World of Warcraft: Wrath of the Lich King, czyli jak rozbić dobry projekt o deadline
Czołem!
Na wstępie musze zaznaczyć, że World of Warcraft to dla dwóch z nas temat ogromnego sentymentu.
To właśnie podczas dodatku „Wrath of the Lich King” naprawdę wkręciliśmy się w tę grę, eksplorowaliśmy jej kolejne warstwy i poznaliśmy wielu fantastycznych ludzi z całego świata, z którymi nadal mamy kontakt.
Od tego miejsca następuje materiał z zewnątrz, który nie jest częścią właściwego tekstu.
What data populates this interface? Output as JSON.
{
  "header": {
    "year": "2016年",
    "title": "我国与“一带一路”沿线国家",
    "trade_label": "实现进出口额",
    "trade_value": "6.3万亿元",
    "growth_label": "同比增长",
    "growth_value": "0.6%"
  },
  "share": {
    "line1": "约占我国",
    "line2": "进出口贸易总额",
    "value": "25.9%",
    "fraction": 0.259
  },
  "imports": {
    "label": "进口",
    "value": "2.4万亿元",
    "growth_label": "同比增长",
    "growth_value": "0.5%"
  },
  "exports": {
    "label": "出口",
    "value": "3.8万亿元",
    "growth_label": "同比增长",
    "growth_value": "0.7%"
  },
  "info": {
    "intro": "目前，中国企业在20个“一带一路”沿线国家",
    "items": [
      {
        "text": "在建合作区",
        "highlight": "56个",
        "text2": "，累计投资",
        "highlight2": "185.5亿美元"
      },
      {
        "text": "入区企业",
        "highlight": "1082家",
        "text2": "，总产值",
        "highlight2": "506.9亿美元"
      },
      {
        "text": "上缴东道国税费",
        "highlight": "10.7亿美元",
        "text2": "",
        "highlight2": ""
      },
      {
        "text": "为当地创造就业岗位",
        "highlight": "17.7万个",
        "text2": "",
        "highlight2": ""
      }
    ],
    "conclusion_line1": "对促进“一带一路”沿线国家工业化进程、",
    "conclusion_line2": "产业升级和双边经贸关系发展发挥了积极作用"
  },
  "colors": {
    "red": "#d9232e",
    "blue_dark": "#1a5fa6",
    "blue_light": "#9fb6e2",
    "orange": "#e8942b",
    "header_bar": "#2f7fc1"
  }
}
Sam fakt powstania kolejnej gry na licencji WoW był więc dla nas oczywiście powodem do radości, ale i stawiał przed tytułem pewne wymagania.
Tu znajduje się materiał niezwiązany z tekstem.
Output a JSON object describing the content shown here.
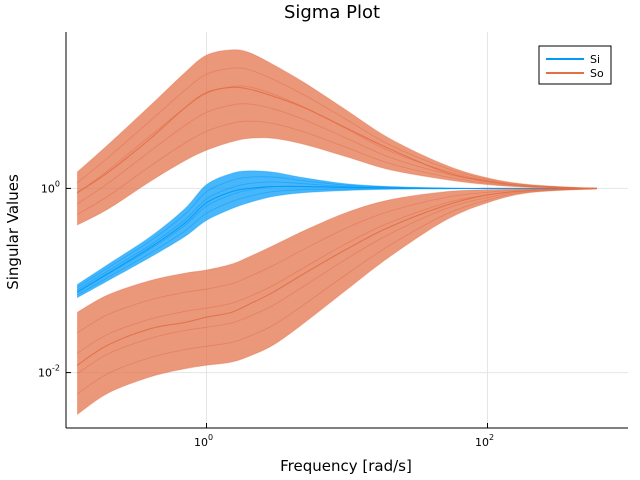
{
  "chart_data": {
    "type": "line",
    "title": "Sigma Plot",
    "xlabel": "Frequency [rad/s]",
    "ylabel": "Singular Values",
    "xscale": "log10",
    "yscale": "log10",
    "xlim": [
      0.1,
      1000
    ],
    "ylim": [
      0.0025,
      50
    ],
    "xticks": [
      {
        "value": 1,
        "base": "10",
        "exp": "0"
      },
      {
        "value": 100,
        "base": "10",
        "exp": "2"
      }
    ],
    "yticks": [
      {
        "value": 1,
        "base": "10",
        "exp": "0"
      },
      {
        "value": 0.01,
        "base": "10",
        "exp": "-2"
      }
    ],
    "grid": true,
    "legend_position": "top-right",
    "series": [
      {
        "name": "Si",
        "color": "#009af9",
        "x": [
          0.12,
          0.2,
          0.4,
          0.7,
          1.0,
          1.5,
          2.0,
          3.0,
          5.0,
          10,
          20,
          50,
          100,
          200,
          600
        ],
        "band_upper": [
          0.09,
          0.15,
          0.3,
          0.6,
          1.1,
          1.45,
          1.55,
          1.5,
          1.3,
          1.12,
          1.05,
          1.01,
          1.0,
          1.0,
          1.0
        ],
        "band_lower": [
          0.065,
          0.1,
          0.18,
          0.3,
          0.45,
          0.6,
          0.7,
          0.82,
          0.9,
          0.95,
          0.98,
          0.99,
          1.0,
          1.0,
          1.0
        ],
        "center": [
          0.075,
          0.12,
          0.23,
          0.42,
          0.7,
          0.92,
          1.0,
          1.05,
          1.05,
          1.03,
          1.01,
          1.0,
          1.0,
          1.0,
          1.0
        ]
      },
      {
        "name": "So",
        "color": "#e26f46",
        "x": [
          0.12,
          0.2,
          0.4,
          0.7,
          1.0,
          1.5,
          2.0,
          3.0,
          5.0,
          10,
          20,
          50,
          100,
          200,
          600
        ],
        "band_upper": [
          1.5,
          3.0,
          8.0,
          18.0,
          28.0,
          32.0,
          30.0,
          22.0,
          14.0,
          7.0,
          3.5,
          1.8,
          1.3,
          1.1,
          1.0
        ],
        "band_lower": [
          0.4,
          0.6,
          1.2,
          2.0,
          2.6,
          3.2,
          3.5,
          3.5,
          3.0,
          2.2,
          1.6,
          1.25,
          1.1,
          1.03,
          1.0
        ],
        "center": [
          0.9,
          1.5,
          3.5,
          7.5,
          11.0,
          12.5,
          12.0,
          10.0,
          7.5,
          4.5,
          2.7,
          1.5,
          1.2,
          1.05,
          1.0
        ]
      },
      {
        "name": "So",
        "color": "#e26f46",
        "x": [
          0.12,
          0.2,
          0.4,
          0.7,
          1.0,
          1.5,
          2.0,
          3.0,
          5.0,
          10,
          20,
          50,
          100,
          200,
          600
        ],
        "band_upper": [
          0.045,
          0.07,
          0.1,
          0.12,
          0.13,
          0.15,
          0.18,
          0.24,
          0.35,
          0.55,
          0.75,
          0.92,
          0.97,
          0.99,
          1.0
        ],
        "band_lower": [
          0.0035,
          0.006,
          0.009,
          0.011,
          0.012,
          0.013,
          0.015,
          0.02,
          0.035,
          0.08,
          0.18,
          0.45,
          0.7,
          0.9,
          0.99
        ],
        "center": [
          0.012,
          0.02,
          0.03,
          0.035,
          0.04,
          0.045,
          0.055,
          0.075,
          0.12,
          0.22,
          0.38,
          0.65,
          0.85,
          0.95,
          1.0
        ]
      }
    ],
    "legend": [
      {
        "label": "Si",
        "color": "#009af9"
      },
      {
        "label": "So",
        "color": "#e26f46"
      }
    ]
  }
}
Wiedząc, że tytuł ten mocno bazuje na Pandemicu gra zapewnia jej solidny fundament mechaniczny.
Czy jednak jest to planszowa wersja dodatku WoTLK do WoWa, czy raczej Pandemic przebrany w nowe szaty?
Rozmawiamy o tym co zostało zmienione na lepsze, a co na gorsze względem oryginału; co działa, a co zgrzyta.
Czy warto sięgnąć po ten tytuł i na ile starcza jego powiew świeżości, a na ile śmierdzi trupem…?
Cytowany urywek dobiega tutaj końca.